Zoo is one of the decks I always recommend to new players, as it teaches them that even when playing an aggressive deck, rushing the face and ignoring the board completely is rarely a good idea.
Read the Full Budget Warlock Zoo Deck List Guide
Pirate Warrior is one of those all-in Aggro decks, where outside of some early game trades, you generally don’t care about what your opponent’s game plan is and what he does – you want to punch his face with everything you have and kill him before he can stabilize.
The deck is filled with a lot of aggressive minions, Charge minions, weapons, weapon buffs and direct damage – everything to deal as much face damage as possible in short time.
Read the Full Budget Aggro Pirate Warrior Deck List Guide
will you update this and make it budget un goro decks ?
Definitely, but we’ll give some time for the meta to settle. You should probably expect update around 2-3 weeks from now!
ok thanks
quick question for the users here is it helpful to craft coldlight oracle because I do not see it being used in many decks but I do play freeze mage so I wanted to just get your thoughts.
Coldlight isn’t used in many meta decks, it’s mostly used in off-meta/fun decks. For example, it’s a basic card in mill/fatigue decks and it’s sometimes a tech in Aggro decks/Freeze Mage.
Right now I don’t think it’s worth crafting, it’s a much better tech card in slower metas. Right now it’s not used in Freeze Mage, because you basically give Aggro decks more fuel with it.

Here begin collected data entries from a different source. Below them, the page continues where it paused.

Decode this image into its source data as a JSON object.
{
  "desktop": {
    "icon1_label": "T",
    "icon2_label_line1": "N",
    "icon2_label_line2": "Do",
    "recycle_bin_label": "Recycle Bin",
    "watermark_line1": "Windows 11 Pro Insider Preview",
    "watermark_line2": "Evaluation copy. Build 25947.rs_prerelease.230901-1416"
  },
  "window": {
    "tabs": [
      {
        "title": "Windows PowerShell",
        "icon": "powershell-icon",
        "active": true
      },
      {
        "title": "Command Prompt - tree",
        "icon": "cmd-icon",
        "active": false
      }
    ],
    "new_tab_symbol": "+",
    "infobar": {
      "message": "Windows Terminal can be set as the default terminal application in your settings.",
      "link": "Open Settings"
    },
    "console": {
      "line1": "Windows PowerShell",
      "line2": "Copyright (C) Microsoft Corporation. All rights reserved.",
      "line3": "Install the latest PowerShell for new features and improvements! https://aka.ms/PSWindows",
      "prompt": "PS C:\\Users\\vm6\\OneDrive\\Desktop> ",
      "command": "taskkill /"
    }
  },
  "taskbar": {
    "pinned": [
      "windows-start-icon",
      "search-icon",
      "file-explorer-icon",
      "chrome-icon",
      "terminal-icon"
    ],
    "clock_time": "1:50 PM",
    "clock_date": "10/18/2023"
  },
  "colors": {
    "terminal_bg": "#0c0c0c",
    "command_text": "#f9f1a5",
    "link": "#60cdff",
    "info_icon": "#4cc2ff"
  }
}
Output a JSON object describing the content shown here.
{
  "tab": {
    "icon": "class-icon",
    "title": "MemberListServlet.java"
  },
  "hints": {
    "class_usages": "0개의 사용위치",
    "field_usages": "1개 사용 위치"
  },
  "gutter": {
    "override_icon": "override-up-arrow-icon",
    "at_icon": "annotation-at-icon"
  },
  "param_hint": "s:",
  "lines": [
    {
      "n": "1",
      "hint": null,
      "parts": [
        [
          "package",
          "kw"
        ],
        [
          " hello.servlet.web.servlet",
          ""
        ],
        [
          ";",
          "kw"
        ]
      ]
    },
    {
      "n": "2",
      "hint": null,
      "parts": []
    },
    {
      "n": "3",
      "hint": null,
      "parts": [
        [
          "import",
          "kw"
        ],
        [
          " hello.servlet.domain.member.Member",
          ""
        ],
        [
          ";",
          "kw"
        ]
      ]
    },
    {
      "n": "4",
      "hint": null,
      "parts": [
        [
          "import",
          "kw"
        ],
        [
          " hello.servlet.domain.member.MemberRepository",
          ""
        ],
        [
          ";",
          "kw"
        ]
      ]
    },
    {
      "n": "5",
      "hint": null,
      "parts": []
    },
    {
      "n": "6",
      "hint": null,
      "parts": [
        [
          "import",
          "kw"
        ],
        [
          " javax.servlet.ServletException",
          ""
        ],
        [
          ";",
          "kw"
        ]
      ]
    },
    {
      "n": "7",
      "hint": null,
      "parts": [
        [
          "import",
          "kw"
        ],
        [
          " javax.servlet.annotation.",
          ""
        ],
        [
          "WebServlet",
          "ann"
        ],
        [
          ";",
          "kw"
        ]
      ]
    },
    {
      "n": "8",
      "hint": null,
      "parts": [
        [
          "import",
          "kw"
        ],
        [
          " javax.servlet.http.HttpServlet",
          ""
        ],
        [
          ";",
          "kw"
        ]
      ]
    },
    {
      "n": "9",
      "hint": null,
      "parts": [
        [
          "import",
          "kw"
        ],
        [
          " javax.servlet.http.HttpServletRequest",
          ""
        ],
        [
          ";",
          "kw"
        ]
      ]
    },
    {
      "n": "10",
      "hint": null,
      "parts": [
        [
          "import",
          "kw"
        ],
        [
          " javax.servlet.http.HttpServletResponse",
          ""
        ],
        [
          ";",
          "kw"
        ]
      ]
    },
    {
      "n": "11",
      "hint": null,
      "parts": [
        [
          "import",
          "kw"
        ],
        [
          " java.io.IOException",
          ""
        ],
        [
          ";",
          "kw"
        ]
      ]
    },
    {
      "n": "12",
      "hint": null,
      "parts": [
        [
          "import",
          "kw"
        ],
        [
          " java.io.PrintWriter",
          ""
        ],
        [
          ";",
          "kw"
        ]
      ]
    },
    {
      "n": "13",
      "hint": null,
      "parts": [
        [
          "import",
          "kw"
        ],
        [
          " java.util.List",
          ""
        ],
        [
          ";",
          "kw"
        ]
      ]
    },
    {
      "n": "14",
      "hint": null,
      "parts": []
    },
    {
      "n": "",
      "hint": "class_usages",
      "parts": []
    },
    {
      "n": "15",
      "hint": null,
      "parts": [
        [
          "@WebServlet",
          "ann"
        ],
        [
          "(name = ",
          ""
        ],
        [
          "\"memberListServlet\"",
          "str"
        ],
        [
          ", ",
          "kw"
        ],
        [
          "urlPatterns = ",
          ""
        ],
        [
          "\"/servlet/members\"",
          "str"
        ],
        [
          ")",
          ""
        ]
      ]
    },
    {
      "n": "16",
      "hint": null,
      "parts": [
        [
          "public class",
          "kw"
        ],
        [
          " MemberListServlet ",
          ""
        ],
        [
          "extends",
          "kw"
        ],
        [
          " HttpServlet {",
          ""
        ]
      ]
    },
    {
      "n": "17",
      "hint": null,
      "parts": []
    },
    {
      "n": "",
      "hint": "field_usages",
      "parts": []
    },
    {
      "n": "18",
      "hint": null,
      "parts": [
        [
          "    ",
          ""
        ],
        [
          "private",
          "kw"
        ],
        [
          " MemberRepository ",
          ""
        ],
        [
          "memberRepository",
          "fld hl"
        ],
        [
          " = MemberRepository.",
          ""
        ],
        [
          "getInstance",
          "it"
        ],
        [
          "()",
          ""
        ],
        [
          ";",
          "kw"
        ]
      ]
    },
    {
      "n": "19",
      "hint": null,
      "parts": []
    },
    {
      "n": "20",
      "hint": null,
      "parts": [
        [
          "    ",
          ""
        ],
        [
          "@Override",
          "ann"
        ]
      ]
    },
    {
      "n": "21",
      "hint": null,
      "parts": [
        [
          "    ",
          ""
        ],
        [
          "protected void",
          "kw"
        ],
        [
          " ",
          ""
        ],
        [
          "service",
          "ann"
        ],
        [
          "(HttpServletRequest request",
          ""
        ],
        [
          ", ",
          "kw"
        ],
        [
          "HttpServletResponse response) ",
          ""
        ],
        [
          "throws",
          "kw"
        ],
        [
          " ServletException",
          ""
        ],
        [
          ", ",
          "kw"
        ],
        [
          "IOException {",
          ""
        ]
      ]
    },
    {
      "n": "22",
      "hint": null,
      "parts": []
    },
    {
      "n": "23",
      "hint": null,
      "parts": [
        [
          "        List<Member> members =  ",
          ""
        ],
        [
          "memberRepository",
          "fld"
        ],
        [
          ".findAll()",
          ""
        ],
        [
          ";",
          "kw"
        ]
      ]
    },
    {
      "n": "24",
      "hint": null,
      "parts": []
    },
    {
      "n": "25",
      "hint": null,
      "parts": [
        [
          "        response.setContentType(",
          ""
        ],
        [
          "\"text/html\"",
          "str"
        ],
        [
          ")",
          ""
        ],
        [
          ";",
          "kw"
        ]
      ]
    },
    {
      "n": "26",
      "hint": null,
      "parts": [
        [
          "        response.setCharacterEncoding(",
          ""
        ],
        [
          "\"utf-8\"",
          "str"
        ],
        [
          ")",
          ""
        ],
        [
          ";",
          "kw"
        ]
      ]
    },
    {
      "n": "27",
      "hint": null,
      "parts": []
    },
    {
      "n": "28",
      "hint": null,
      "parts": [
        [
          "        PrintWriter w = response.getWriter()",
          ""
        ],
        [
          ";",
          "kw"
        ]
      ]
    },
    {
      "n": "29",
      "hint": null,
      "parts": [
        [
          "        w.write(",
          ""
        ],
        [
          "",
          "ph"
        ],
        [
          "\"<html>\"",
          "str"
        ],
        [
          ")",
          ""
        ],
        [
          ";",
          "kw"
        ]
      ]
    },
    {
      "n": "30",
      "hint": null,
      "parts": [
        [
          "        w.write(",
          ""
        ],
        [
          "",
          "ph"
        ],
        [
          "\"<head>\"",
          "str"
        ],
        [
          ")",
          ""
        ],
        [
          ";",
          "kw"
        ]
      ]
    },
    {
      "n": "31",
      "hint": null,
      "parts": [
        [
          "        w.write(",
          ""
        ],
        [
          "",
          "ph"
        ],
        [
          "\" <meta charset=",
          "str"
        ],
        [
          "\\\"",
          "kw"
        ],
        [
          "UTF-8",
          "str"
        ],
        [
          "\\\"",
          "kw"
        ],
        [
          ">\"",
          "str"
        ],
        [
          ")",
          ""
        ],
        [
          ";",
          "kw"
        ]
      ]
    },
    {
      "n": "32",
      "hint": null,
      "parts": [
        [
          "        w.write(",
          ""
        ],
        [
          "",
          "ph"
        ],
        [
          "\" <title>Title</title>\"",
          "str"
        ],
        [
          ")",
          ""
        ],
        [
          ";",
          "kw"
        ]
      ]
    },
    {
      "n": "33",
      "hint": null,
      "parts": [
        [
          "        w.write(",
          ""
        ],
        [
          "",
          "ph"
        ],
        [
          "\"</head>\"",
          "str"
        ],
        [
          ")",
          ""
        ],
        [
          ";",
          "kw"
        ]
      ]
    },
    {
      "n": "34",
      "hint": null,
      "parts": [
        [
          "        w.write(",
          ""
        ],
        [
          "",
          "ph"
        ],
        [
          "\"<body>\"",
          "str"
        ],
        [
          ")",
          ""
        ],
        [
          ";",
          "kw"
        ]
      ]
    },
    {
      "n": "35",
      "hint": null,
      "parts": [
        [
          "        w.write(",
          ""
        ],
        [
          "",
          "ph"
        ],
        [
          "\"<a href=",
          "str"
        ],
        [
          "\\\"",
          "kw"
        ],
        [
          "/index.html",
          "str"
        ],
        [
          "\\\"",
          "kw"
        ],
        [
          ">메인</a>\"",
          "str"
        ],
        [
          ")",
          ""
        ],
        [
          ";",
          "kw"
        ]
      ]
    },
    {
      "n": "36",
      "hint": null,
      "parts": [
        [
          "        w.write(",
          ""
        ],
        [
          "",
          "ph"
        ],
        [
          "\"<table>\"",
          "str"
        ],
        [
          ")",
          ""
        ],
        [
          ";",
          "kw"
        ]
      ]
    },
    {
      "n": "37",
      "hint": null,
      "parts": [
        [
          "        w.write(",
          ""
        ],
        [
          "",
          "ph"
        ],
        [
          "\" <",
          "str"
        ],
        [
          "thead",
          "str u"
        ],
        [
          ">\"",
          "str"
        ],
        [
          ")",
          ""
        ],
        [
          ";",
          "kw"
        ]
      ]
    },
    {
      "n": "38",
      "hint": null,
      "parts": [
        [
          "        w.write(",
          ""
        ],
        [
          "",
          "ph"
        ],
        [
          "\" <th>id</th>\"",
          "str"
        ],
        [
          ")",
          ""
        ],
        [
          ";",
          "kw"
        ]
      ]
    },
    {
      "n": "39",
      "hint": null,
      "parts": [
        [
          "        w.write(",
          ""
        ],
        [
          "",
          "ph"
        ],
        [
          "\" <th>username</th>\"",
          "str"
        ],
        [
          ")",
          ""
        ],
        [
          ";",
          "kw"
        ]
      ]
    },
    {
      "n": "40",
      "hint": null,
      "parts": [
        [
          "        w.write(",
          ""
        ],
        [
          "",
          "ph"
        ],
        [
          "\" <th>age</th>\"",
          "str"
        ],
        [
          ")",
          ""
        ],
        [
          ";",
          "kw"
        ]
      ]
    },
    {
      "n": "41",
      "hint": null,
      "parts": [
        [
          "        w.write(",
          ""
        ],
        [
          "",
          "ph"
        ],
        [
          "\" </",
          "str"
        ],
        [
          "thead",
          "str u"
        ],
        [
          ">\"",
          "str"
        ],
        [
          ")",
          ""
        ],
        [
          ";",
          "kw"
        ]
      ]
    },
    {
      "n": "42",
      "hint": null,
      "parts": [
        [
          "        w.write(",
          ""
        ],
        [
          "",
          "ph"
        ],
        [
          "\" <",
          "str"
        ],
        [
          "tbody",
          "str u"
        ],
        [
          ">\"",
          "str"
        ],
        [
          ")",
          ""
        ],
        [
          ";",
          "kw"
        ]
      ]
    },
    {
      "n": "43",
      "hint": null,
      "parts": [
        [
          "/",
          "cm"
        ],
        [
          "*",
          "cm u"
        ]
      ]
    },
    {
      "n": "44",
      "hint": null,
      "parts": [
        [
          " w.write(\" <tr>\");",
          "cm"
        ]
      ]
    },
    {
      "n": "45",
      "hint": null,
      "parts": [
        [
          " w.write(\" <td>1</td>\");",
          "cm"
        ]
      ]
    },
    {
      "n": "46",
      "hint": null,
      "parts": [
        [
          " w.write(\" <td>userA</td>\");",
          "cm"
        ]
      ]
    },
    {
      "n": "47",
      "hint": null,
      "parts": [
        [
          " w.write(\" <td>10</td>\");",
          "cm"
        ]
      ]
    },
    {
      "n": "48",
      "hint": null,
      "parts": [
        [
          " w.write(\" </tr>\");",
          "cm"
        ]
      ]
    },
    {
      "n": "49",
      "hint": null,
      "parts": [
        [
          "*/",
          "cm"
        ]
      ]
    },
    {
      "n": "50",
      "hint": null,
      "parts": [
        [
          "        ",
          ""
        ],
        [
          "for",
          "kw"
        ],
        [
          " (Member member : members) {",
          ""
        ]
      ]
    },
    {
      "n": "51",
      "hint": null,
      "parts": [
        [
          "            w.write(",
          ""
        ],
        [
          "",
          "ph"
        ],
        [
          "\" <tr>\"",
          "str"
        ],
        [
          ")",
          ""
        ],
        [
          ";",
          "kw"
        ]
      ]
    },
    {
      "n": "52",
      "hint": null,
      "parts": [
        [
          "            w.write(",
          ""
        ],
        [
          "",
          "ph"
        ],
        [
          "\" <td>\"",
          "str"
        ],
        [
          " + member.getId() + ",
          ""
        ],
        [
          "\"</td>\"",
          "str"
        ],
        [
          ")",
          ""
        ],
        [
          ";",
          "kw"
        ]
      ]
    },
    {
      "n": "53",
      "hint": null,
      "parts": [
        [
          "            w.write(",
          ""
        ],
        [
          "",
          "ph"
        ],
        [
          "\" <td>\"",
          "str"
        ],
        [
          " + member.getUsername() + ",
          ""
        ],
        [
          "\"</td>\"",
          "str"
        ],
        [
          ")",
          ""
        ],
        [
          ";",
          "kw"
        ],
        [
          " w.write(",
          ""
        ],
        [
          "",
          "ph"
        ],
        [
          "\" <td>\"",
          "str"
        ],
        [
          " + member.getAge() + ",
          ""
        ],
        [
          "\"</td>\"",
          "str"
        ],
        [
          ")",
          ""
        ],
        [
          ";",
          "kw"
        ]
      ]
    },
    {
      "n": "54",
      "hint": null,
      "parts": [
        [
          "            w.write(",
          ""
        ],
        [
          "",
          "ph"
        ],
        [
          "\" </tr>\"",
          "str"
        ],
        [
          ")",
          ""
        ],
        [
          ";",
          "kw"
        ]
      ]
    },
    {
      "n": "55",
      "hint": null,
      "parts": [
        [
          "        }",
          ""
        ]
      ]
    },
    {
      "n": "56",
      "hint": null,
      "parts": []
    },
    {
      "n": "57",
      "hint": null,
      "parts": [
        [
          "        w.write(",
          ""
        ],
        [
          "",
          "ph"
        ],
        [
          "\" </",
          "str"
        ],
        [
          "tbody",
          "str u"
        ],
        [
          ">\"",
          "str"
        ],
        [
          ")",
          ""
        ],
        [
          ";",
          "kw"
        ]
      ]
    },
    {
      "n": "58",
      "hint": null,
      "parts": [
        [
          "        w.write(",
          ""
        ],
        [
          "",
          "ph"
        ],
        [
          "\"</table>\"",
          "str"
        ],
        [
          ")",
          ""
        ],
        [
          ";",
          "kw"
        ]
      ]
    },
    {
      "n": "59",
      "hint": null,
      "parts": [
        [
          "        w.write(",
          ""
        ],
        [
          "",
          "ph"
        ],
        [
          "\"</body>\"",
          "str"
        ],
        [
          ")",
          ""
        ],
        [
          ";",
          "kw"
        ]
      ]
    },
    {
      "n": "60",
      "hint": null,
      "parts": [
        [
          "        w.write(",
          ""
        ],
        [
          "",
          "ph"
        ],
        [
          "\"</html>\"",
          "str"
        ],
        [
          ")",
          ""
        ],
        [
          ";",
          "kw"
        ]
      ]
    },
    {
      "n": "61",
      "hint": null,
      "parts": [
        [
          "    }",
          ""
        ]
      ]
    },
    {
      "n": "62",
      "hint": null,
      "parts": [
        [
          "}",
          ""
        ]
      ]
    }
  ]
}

But if you want to play Freeze Mage on budget, Aggro Freeze Mage is the only option and the card is necessary there.
freeze mage doesnt have any gadgetzan cards?
It’s for the Gadgetzan meta, unfortunately the deck really didn’t get any cards to use from the expansion.
How about a post for most expensive decks you can make? I want people to know that I’ve spent a few paychecks on virtual cards ( ^_^)/ ‘,~
I think that the target audience of such a post would be quite small :p However, I’d say that Reno decks are the most expensive ones right now. A lot of them cost ~10k dust, not to mention all the adventure cards. Oh, and any slow, N’Zoth deck like N’Zoth Warrior or N’Zoth Shaman.
We need more posts for the 1%. 35 Legendary deck just isn’t good enough. Control Warrior isn’t expensive enough either. Just for the hell of it, you should make a post for best decks that cost more than 20,000 dust. It’d be pretty interesting just to see what some decent expensive decks would look like. Because as we all know, too many expensive cards is bad, just like too many cheap cards is not optimal.
Is there a way that we can contact Stonekeep directly (PM, reddit, etc.)? @Evident @Stonekeep
You could on Reddit: https://www.reddit.com/user/stonekeep
Like Evident has said, you can find me on reddit. You can also mail me: stonekeephs@gmail.com or send a direct message on Twitter: https://twitter.com/StonekeepHS
Why not use a spell dmg like kobold on Mid Shaman?
Because Kobold is a pretty bad card in general and people were playing it in non-budget list mostly to activate it more consistently. Since budget list doesn’t have Spirit Claws, the main reason to play Kobold is gone.
It’s still okay as a combo with AoE, but only for that. So I don’t think that the card is worth a slot.
I think that adding Kobold once you get Spirit Claws might be a good idea, but I’d say that it’s worth to save for Thalnos – the card is so flexible and goes into so much decks, including Midrange Shaman.
Well said sir, I hadn’t noticed your response while I was typing my own. +1
The Deck List is a budget version, but it’s not about Bloodmage Thalnos/Kobold. The Spell Dmg+ enables Spirt Claws/Tunnel Trogg (Overloaded Spells) and they’re absent as well.
The Primal Fusion/Totem synergy means more consistent/resilient board presence instead of relying on several 2-3 card combos.